In a sense, this may be considered as a prescription of wages. To those roads (85%) that have a ten-hour standard, the provision, so far as applicable, may be said to be a change of compensation. To those (15%) having an eight-hour standard, it is not a change. The effort of the law is to secure an eight-hour day service, and the "penalty of payment for overtime service," to quote the Government's brief, "is imposed in order to enforce obedience to the eight-hour provision, as far as practicable."
But even if § 3 be given a broader effect, it would not give character to the whole act and make it the exertion of power to establish permanently a rate of wages.
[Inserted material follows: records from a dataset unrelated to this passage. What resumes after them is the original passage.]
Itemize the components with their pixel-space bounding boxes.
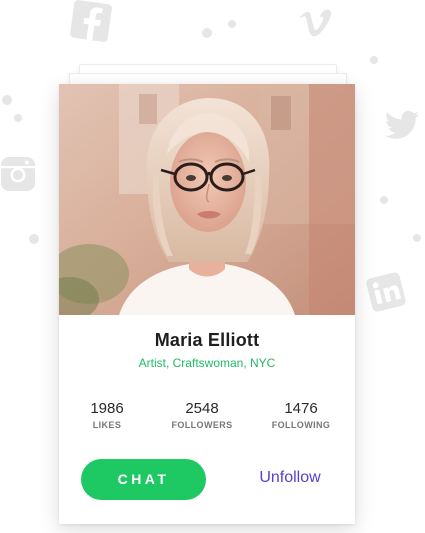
decorative-dot [370, 56, 378, 64]
profile-subtitle: Artist, Craftswoman, NYC [138, 356, 276, 370]
decorative-dot [202, 28, 212, 38]
decorative-dot [2, 95, 12, 105]
decorative-dot [14, 114, 22, 122]
instagram-icon [0, 156, 36, 192]
stat-value: 2548 [185, 400, 219, 417]
linkedin-icon [366, 272, 406, 312]
decorative-dot [413, 234, 421, 242]
unfollow-link[interactable]: Unfollow [235, 467, 345, 489]
stat-value: 1476 [284, 400, 318, 417]
stat-followers: 2548 FOLLOWERS [157, 400, 247, 431]
chat-button[interactable]: CHAT [81, 459, 206, 500]
stat-label: FOLLOWING [271, 420, 331, 430]
profile-photo [59, 84, 355, 315]
decorative-dot [228, 20, 236, 28]
decorative-dot [29, 234, 39, 244]
stat-label: FOLLOWERS [171, 420, 233, 430]
facebook-icon [70, 0, 112, 42]
stat-following: 1476 FOLLOWING [256, 400, 346, 431]
stat-value: 1986 [90, 400, 124, 417]
profile-card: Maria Elliott Artist, Craftswoman, NYC 1… [59, 84, 355, 524]
stat-likes: 1986 LIKES [62, 400, 152, 431]
vimeo-icon [298, 8, 332, 38]
twitter-icon [386, 110, 420, 140]
stat-label: LIKES [92, 420, 122, 430]
profile-name: Maria Elliott [154, 330, 260, 350]
decorative-dot [380, 196, 388, 204]
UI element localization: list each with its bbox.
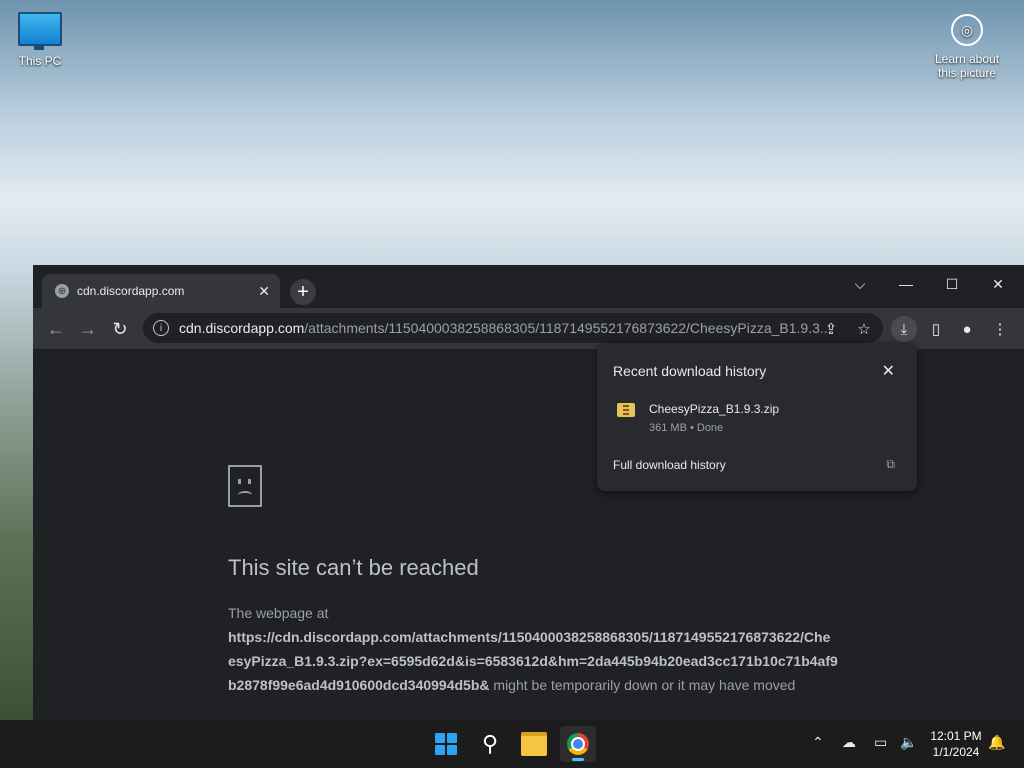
zip-file-icon — [617, 403, 635, 417]
camera-icon: ◎ — [951, 14, 983, 46]
url-path: /attachments/1150400038258868305/1187149… — [304, 320, 832, 336]
download-history-popup: Recent download history ✕ CheesyPizza_B1… — [597, 343, 917, 491]
full-download-history-link[interactable]: Full download history — [613, 458, 726, 472]
popup-close-icon[interactable]: ✕ — [882, 361, 895, 381]
chrome-window: ⊕ cdn.discordapp.com ✕ + ⌵ — ☐ ✕ ← → ↻ i… — [33, 265, 1024, 720]
download-icon[interactable]: ⤓ — [891, 316, 917, 342]
file-explorer-icon[interactable] — [516, 726, 552, 762]
windows-icon — [435, 733, 457, 755]
maximize-button[interactable]: ☐ — [932, 269, 972, 299]
tab-title: cdn.discordapp.com — [77, 284, 185, 298]
tab-close-icon[interactable]: ✕ — [258, 283, 270, 300]
learn-about-picture[interactable]: ◎ Learn about this picture — [922, 14, 1012, 80]
error-body: The webpage at https://cdn.discordapp.co… — [228, 601, 838, 697]
url-host: cdn.discordapp.com — [179, 320, 305, 336]
side-panel-icon[interactable]: ▯ — [924, 317, 948, 341]
this-pc-label: This PC — [18, 54, 62, 68]
learn-label-line2: this picture — [937, 66, 997, 80]
cloud-icon[interactable]: ☁ — [842, 734, 856, 751]
tab-active[interactable]: ⊕ cdn.discordapp.com ✕ — [42, 274, 280, 308]
start-button[interactable] — [428, 726, 464, 762]
minimize-button[interactable]: — — [886, 269, 926, 299]
close-window-button[interactable]: ✕ — [978, 269, 1018, 299]
download-file-meta: 361 MB • Done — [649, 422, 724, 434]
address-bar[interactable]: i cdn.discordapp.com /attachments/115040… — [143, 313, 883, 343]
popup-title: Recent download history — [613, 363, 767, 379]
network-icon[interactable]: ▭ — [874, 734, 887, 751]
globe-icon: ⊕ — [55, 284, 69, 298]
tab-strip: ⊕ cdn.discordapp.com ✕ + ⌵ — ☐ ✕ — [33, 265, 1024, 308]
monitor-icon — [18, 12, 62, 50]
error-body-suffix: might be temporarily down or it may have… — [493, 677, 796, 693]
chrome-taskbar-icon[interactable] — [560, 726, 596, 762]
clock[interactable]: 12:01 PM 1/1/2024 — [922, 728, 990, 760]
learn-label-line1: Learn about — [934, 52, 1000, 66]
back-button[interactable]: ← — [44, 317, 68, 341]
this-pc-desktop-icon[interactable]: This PC — [10, 8, 70, 68]
external-link-icon[interactable]: ⧉ — [886, 457, 895, 472]
clock-time: 12:01 PM — [930, 729, 982, 743]
volume-icon[interactable]: 🔈 — [900, 734, 917, 751]
error-body-prefix: The webpage at — [228, 605, 329, 621]
notification-bell-icon[interactable]: 🔔 — [988, 734, 1005, 751]
search-icon[interactable]: ⚲ — [472, 726, 508, 762]
bookmark-star-icon[interactable]: ☆ — [852, 317, 876, 341]
share-icon[interactable]: ⇪ — [819, 317, 843, 341]
chevron-up-icon[interactable]: ⌃ — [812, 734, 824, 751]
info-icon[interactable]: i — [153, 320, 169, 336]
tab-search-icon[interactable]: ⌵ — [840, 269, 880, 299]
new-tab-button[interactable]: + — [290, 279, 316, 305]
clock-date: 1/1/2024 — [932, 745, 980, 759]
error-title: This site can’t be reached — [228, 555, 479, 580]
profile-icon[interactable]: ● — [955, 317, 979, 341]
sad-page-icon — [228, 465, 262, 507]
download-file-name[interactable]: CheesyPizza_B1.9.3.zip — [649, 402, 779, 416]
menu-icon[interactable]: ⋮ — [988, 317, 1012, 341]
forward-button[interactable]: → — [76, 317, 100, 341]
taskbar: ⚲ ⌃ ☁ ▭ 🔈 12:01 PM 1/1/2024 🔔 — [0, 720, 1024, 768]
reload-button[interactable]: ↻ — [108, 317, 132, 341]
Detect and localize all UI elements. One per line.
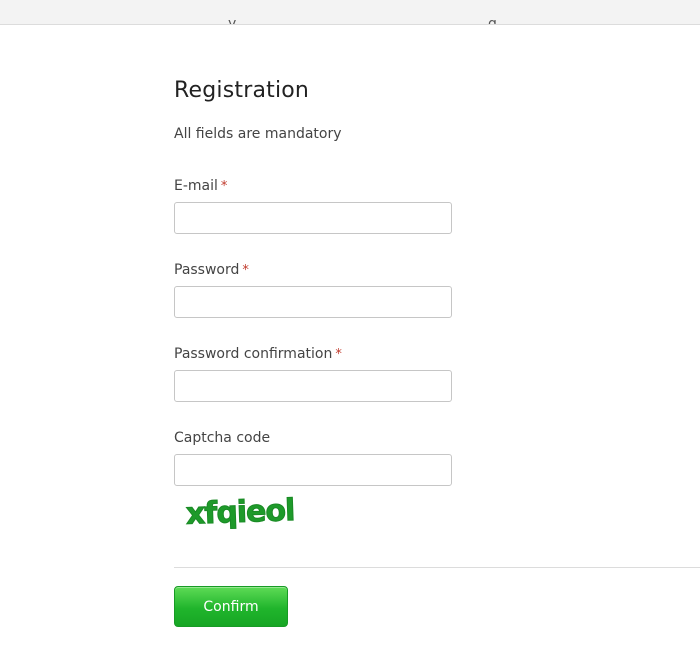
email-field-group: E-mail *	[174, 177, 454, 234]
top-bar-fragment: q	[488, 16, 497, 25]
captcha-field-group: Captcha code	[174, 429, 454, 486]
password-label-text: Password	[174, 262, 240, 278]
form-subtitle: All fields are mandatory	[174, 126, 342, 142]
form-divider	[174, 567, 700, 568]
page-title: Registration	[174, 78, 310, 103]
captcha-label-text: Captcha code	[174, 430, 271, 446]
password-field-group: Password *	[174, 261, 454, 318]
captcha-label: Captcha code	[174, 429, 454, 447]
required-marker: *	[242, 263, 249, 278]
captcha-input[interactable]	[174, 454, 452, 486]
email-input[interactable]	[174, 202, 452, 234]
registration-form: Registration All fields are mandatory E-…	[174, 78, 700, 627]
captcha-image: xfqieol	[185, 493, 294, 533]
email-label-text: E-mail	[174, 178, 218, 194]
password-input[interactable]	[174, 286, 452, 318]
required-marker: *	[220, 179, 228, 194]
confirm-button[interactable]: Confirm	[174, 586, 288, 627]
password-confirmation-label-text: Password confirmation	[174, 346, 333, 362]
top-bar-fragment: y	[228, 16, 237, 25]
password-confirmation-field-group: Password confirmation *	[174, 345, 454, 402]
captcha-text: xfqieol	[185, 493, 294, 532]
password-confirmation-label: Password confirmation *	[174, 345, 454, 363]
browser-top-bar: y q	[0, 0, 700, 25]
required-marker: *	[335, 347, 342, 362]
password-label: Password *	[174, 261, 454, 279]
password-confirmation-input[interactable]	[174, 370, 452, 402]
email-label: E-mail *	[174, 177, 454, 195]
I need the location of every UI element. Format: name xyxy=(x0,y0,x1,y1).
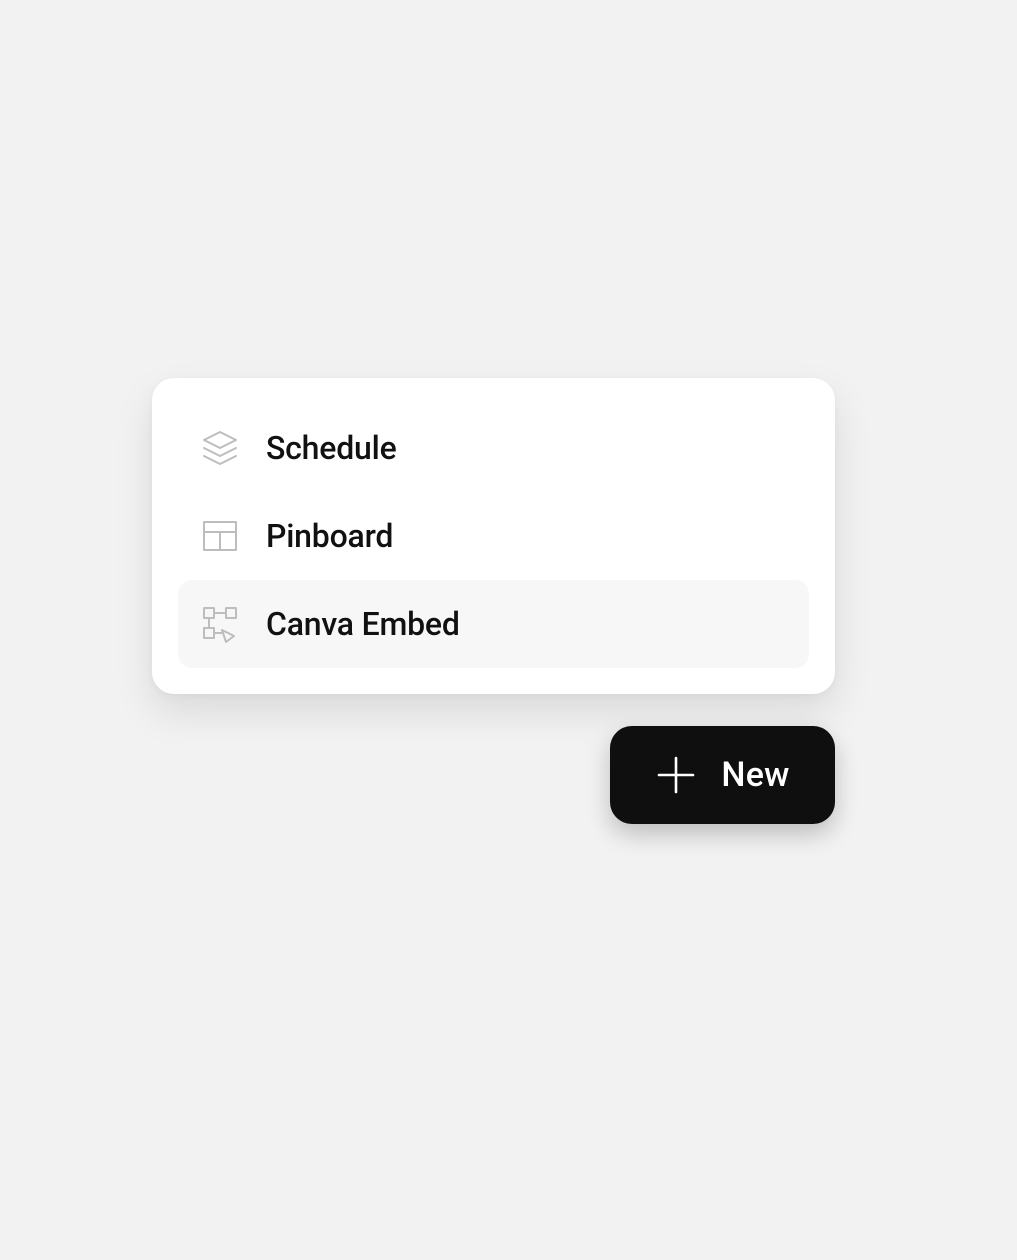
layout-icon xyxy=(200,516,240,556)
layers-icon xyxy=(200,428,240,468)
menu-item-pinboard[interactable]: Pinboard xyxy=(178,492,809,580)
menu-item-label: Canva Embed xyxy=(266,605,460,643)
new-button[interactable]: New xyxy=(610,726,835,824)
new-button-label: New xyxy=(721,755,789,795)
menu-item-canva-embed[interactable]: Canva Embed xyxy=(178,580,809,668)
menu-item-label: Pinboard xyxy=(266,517,393,555)
diagram-icon xyxy=(200,604,240,644)
plus-icon xyxy=(655,754,697,796)
menu-item-label: Schedule xyxy=(266,429,397,467)
new-menu: Schedule Pinboard Canva Embed xyxy=(152,378,835,694)
menu-item-schedule[interactable]: Schedule xyxy=(178,404,809,492)
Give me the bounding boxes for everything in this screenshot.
To so consider it would, I think, be contrary to the intention of Congress, and convert the expediency for a particular occasion and condition into the rule for all occasions and conditions.
So far as the fate of the pending appeal is concerned, it is not of much importance whether the act be held to be an "hours of service" law or a "wage regulating" law; but one may be regarded as having consequences that the other has not. To a carrier, a wage law is but an item in its accounts, and requiring, it may be, an adjustment of its [p364] operations, the expense to be recompensed through its rates. If it be said that rates cannot be changed at will, but only by permission of authority, I cannot think that permission will not be given if it be necessary to fulfill the command of the law. Indeed, if not given, the law might encounter constitutional restriction.
To an employee, a wage law may be of more vital consequence, be of the very essence of his life, involving factors -- many and various -- which he alone can know and estimate, and which, besides, might not have an enduring constancy and be submissive to a precedent judgment. There well might be hesitation to displace him and substitute the determination of the law for his action.
I speak only of intention; of the power, I have no doubt. When one enters into interstate commerce, one enters into a service in which the public has an interest, and subjects one's self to its behests. And this is no limitation of liberty; it is the consequence of liberty exercised, the obligation of his undertaking, and constrains no more than any contract constrains. The obligation of a contract is the law under which it is made, and submission to regulation is the condition which attaches to one who enters into or accepts employment in a business in which the public has an interest.
I concur in the answer of the opinion to the contentions of inequality of the law and the deprivation of the carriers of due process.